FORMA)_ Sekelompok Mahasiswa Universitas Islam Negeri Sunan Ampel (UINSA) Surabaya yang tergabung dalam Aliansi Mahasiswa Peduli Uinsa (AMPUN) menggelar aksi damai di depan Jatim Expo (JX) sekitar jam 14:30 WIB 6 September 2018.
Peserta aksi memulai aksinya dari dalam kampus, kemudian berjalan memenuhi jalan raya Ahmad Yani Surabaya menuju jatim expo (JX) untuk menemui presiden, sambil bernyanyi lagu-lagu kemahasiswaan dengan sepanduk bertulisakan “UKT naik, Mahasiswa sengsara, Presiden harus bertanggung jawab”.
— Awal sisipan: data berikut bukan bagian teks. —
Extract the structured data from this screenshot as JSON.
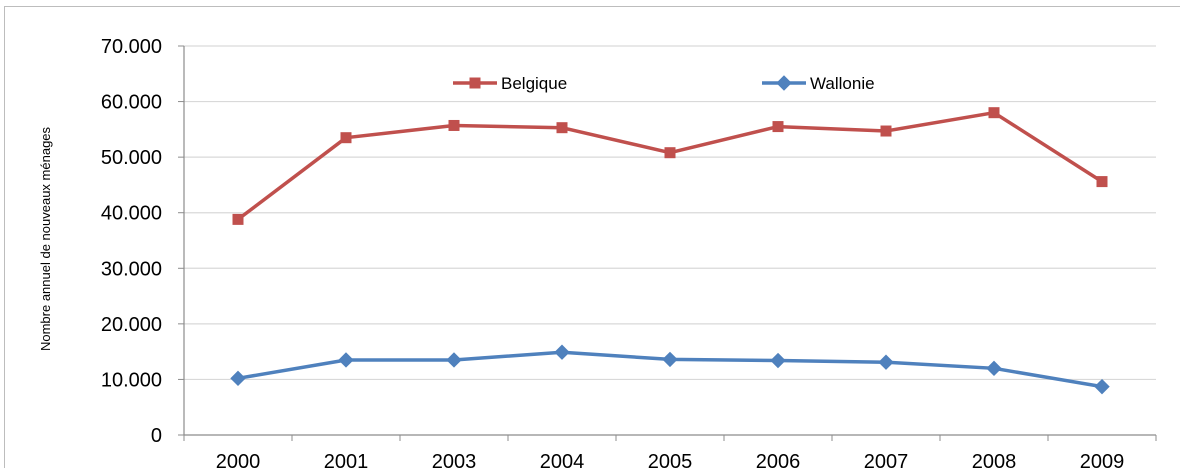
{
  "chart_data": {
    "type": "line",
    "title": "",
    "xlabel": "",
    "ylabel": "Nombre annuel de nouveaux ménages",
    "categories": [
      "2000",
      "2001",
      "2003",
      "2004",
      "2005",
      "2006",
      "2007",
      "2008",
      "2009"
    ],
    "y_ticks": [
      "0",
      "10.000",
      "20.000",
      "30.000",
      "40.000",
      "50.000",
      "60.000",
      "70.000"
    ],
    "ylim": [
      0,
      70000
    ],
    "grid": true,
    "legend_position": "top-center",
    "series": [
      {
        "name": "Belgique",
        "color": "#c0504d",
        "marker": "square",
        "values": [
          38800,
          53500,
          55700,
          55300,
          50800,
          55500,
          54700,
          58000,
          45600
        ]
      },
      {
        "name": "Wallonie",
        "color": "#4f81bd",
        "marker": "diamond",
        "values": [
          10200,
          13500,
          13500,
          14900,
          13600,
          13400,
          13100,
          12000,
          8700
        ]
      }
    ]
  }
}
sesampai di depan JX para peserta aksi dihadang oleh aparat keamanan, yang menanyakan kepada peserta aksi mengenai legalitas aksi tersebut, sehingga terjadi percekcokan antara Massa dan aparat.
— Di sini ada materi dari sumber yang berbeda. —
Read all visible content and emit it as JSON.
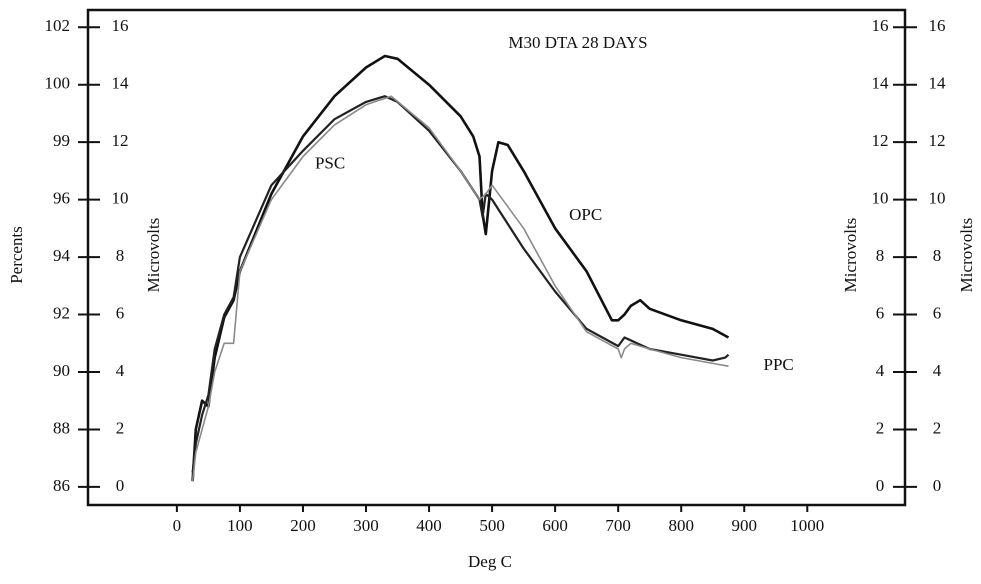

Ghozali selaku korlap aksi, menjelaskan bahwa ia sah dalam melakukan aksi demonstrasi, mengingat undang-undang No 9 tahun 1998 tentang kebesan berpendapat. “Kita sudah di perbolehkan oleh undang-undang pak, jadi ngapain dilarang” teriaknya terhadap aparat.
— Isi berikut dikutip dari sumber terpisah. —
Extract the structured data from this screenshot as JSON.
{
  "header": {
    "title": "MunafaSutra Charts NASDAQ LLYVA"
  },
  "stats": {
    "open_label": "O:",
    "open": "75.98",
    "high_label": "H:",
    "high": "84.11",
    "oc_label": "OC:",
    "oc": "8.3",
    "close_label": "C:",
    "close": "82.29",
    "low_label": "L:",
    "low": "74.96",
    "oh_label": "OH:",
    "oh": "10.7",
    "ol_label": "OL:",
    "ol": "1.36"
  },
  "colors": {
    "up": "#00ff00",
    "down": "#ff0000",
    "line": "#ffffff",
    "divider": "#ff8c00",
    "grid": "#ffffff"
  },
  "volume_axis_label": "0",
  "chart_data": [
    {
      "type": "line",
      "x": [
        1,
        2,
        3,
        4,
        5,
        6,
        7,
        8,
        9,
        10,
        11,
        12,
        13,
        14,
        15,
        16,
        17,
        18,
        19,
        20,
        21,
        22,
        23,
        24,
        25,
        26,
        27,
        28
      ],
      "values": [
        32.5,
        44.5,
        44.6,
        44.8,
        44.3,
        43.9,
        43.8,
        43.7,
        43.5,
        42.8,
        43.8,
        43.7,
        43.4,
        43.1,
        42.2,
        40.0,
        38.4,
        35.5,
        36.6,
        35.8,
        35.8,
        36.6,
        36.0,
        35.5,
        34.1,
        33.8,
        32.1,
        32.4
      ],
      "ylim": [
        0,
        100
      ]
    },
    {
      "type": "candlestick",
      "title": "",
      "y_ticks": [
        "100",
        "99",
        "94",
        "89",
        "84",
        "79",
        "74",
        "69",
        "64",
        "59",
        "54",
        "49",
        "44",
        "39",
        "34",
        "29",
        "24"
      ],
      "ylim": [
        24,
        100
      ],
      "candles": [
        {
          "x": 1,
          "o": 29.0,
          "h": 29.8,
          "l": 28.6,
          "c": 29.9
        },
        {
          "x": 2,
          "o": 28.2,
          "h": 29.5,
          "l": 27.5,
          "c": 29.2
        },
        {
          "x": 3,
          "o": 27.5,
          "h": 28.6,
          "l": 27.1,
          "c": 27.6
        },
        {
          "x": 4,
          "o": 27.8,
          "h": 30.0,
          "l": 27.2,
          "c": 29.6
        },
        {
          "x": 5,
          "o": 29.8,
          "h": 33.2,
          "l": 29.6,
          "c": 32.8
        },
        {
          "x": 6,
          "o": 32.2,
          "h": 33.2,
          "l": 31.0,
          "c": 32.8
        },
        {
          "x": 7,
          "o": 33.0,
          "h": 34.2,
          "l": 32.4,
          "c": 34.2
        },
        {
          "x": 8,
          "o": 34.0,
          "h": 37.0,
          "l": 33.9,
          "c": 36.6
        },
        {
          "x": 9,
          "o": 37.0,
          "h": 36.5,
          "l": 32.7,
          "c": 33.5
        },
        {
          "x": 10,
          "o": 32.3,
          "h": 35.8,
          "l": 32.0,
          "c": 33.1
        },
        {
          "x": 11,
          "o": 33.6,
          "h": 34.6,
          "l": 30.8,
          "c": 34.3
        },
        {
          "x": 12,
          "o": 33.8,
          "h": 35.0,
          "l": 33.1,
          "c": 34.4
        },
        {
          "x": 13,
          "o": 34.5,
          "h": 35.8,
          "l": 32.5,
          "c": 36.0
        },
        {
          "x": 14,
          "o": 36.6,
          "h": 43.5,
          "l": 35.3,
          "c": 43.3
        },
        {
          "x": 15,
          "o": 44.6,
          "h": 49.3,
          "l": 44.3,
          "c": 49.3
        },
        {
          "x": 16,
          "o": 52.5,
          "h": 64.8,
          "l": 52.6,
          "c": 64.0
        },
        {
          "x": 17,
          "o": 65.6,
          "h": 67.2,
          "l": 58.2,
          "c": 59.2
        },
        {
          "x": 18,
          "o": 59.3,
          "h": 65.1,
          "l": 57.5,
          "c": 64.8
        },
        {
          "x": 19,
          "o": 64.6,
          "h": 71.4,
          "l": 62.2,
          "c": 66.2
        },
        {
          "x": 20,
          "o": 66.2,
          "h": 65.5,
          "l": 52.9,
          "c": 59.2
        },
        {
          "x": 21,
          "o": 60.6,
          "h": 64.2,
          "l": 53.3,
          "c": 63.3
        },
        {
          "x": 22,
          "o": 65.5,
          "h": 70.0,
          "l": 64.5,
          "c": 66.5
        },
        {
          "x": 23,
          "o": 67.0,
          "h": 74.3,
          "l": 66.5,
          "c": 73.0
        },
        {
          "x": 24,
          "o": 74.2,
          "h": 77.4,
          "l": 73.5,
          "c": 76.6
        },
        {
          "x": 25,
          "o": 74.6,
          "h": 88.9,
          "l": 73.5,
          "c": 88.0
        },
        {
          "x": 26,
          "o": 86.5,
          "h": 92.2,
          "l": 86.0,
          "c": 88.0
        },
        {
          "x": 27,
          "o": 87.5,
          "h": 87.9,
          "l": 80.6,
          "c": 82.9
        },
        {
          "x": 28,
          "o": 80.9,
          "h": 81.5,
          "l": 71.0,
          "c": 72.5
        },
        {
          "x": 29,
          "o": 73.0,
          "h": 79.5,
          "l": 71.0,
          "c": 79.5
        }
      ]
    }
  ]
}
Percekcokan semakin alot, sampai kemudian terjadi bentrok antara aparat dan massa aksi yang kemudian berakhir chaos . Nampak bahwa para peserta aksi ada yg di tendang oleh aparat dan di pukul. Karena kericuhan tidak bisa dibendung lagi, akhirnya ada enam peserta aksi yang kemudian di amankan dan di bawa ke Polsek Wonocolo.
Ghozali (selaku korlap), Nawir (fak. Syariah dan Hukum), Hamdan Mu’afi (fak. UShuluiddin dan Filsafat), Muntahe (fak. fisip), Zainal Abidin (fak. Ushuluddin dan Filsafat), dan Basyir Abbas (fak. Dakwah dan Komunikasi) adalah enam peserta aksi yang di amankan dan di bawa ke Polsek Wonocolo.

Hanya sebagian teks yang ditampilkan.